Tuesday, February 4, 2014

Turn up the bass

When last did you do something with utter abandon?  Anything!  Run, play, laugh, cry, love with abandon?  Danced like you're wearing jazz pants from eighth grade and you're home alone and what do you care if you're bothering the neighbors?  You're just dancing, hair flying all around, spinning chaînés around the chairs and tables in the living room and then the beat drops and you drop into a split you can still just about do...  When I was a kid and into highschool, I used to dance around in my bedroom, utterly uninhibited.  Mostly, I'd just practice pirouettes and the splits and whatever I could fit into my small, square room.  But I would dance so hard - I can remember collapsing into my giant green papasan chair, out of breath and laughing and loving the fact that my body moves like that, can move to music and for a few brief minutes, absolutely nothing else matters.

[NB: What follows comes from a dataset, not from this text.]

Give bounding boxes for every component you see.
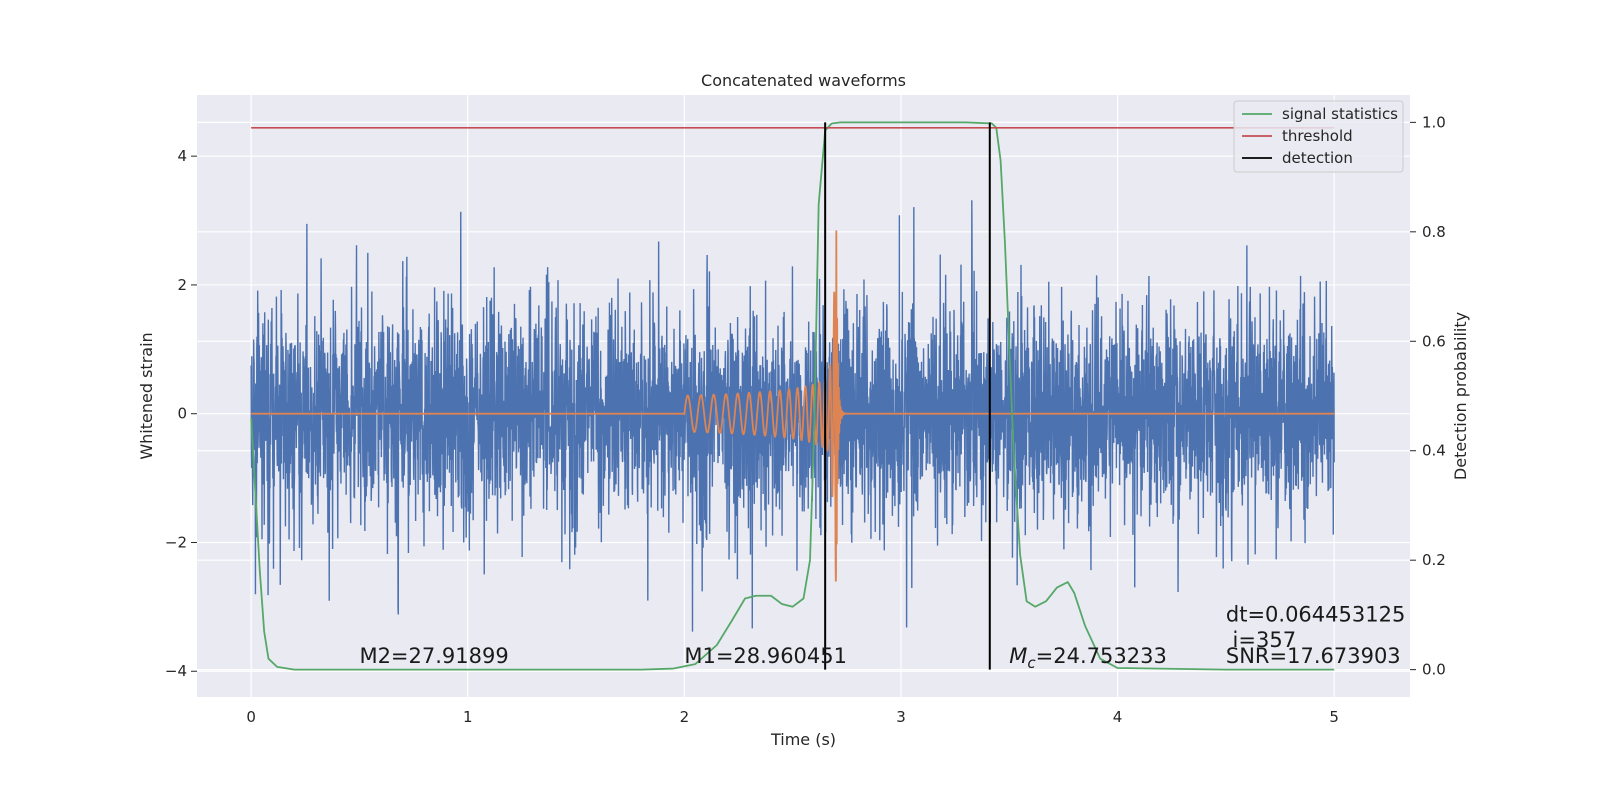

I was never a great dancer; I was always a little chunky and off-balance.  I loved ballet, envied the grace and ethereal beauty of prima ballerinas, such that I even danced en pointe in high school.  But I was better at jazz and lyrical, and my favorite was jazz a la Bob Fosse: sexy, deliberate, each movement loaded with meaning and feeling.  More of my personality came through when I was onstage than perhaps when I wasn't.


And then what?  Life changed everything, took me in an utterly unimaginable different direction.  I haven't danced with any instruction in over seven years, haven't danced on a stage in almost nine.  I'm not even that old!  How does one's life change so abruptly that everything you thought made you "You" just fades away?


Perhaps, though, that isn't quite true, either.  I no longer perform, but that doesn't mean I don't still want to.  I am less goofy but more joyful.  And tonight, dancing by myself in my living room, I was reminded just how amazing it feels to let go.


Life should be less about the things that stress us out, the daily wear and tear that brings us down.  Jobs, the weather, our relationships or lack thereof - we put so much emphasis on certain things and expect them to fulfill us.  Shouldn't life be more about dancing and laughing and enjoying the moments you have with people you love?  I think so, and I am going to try and embrace that sentiment once more, and dance, once more.  So, please, go blast your music and let your endorphins and inner child dance freely for a few minutes.  And have fun!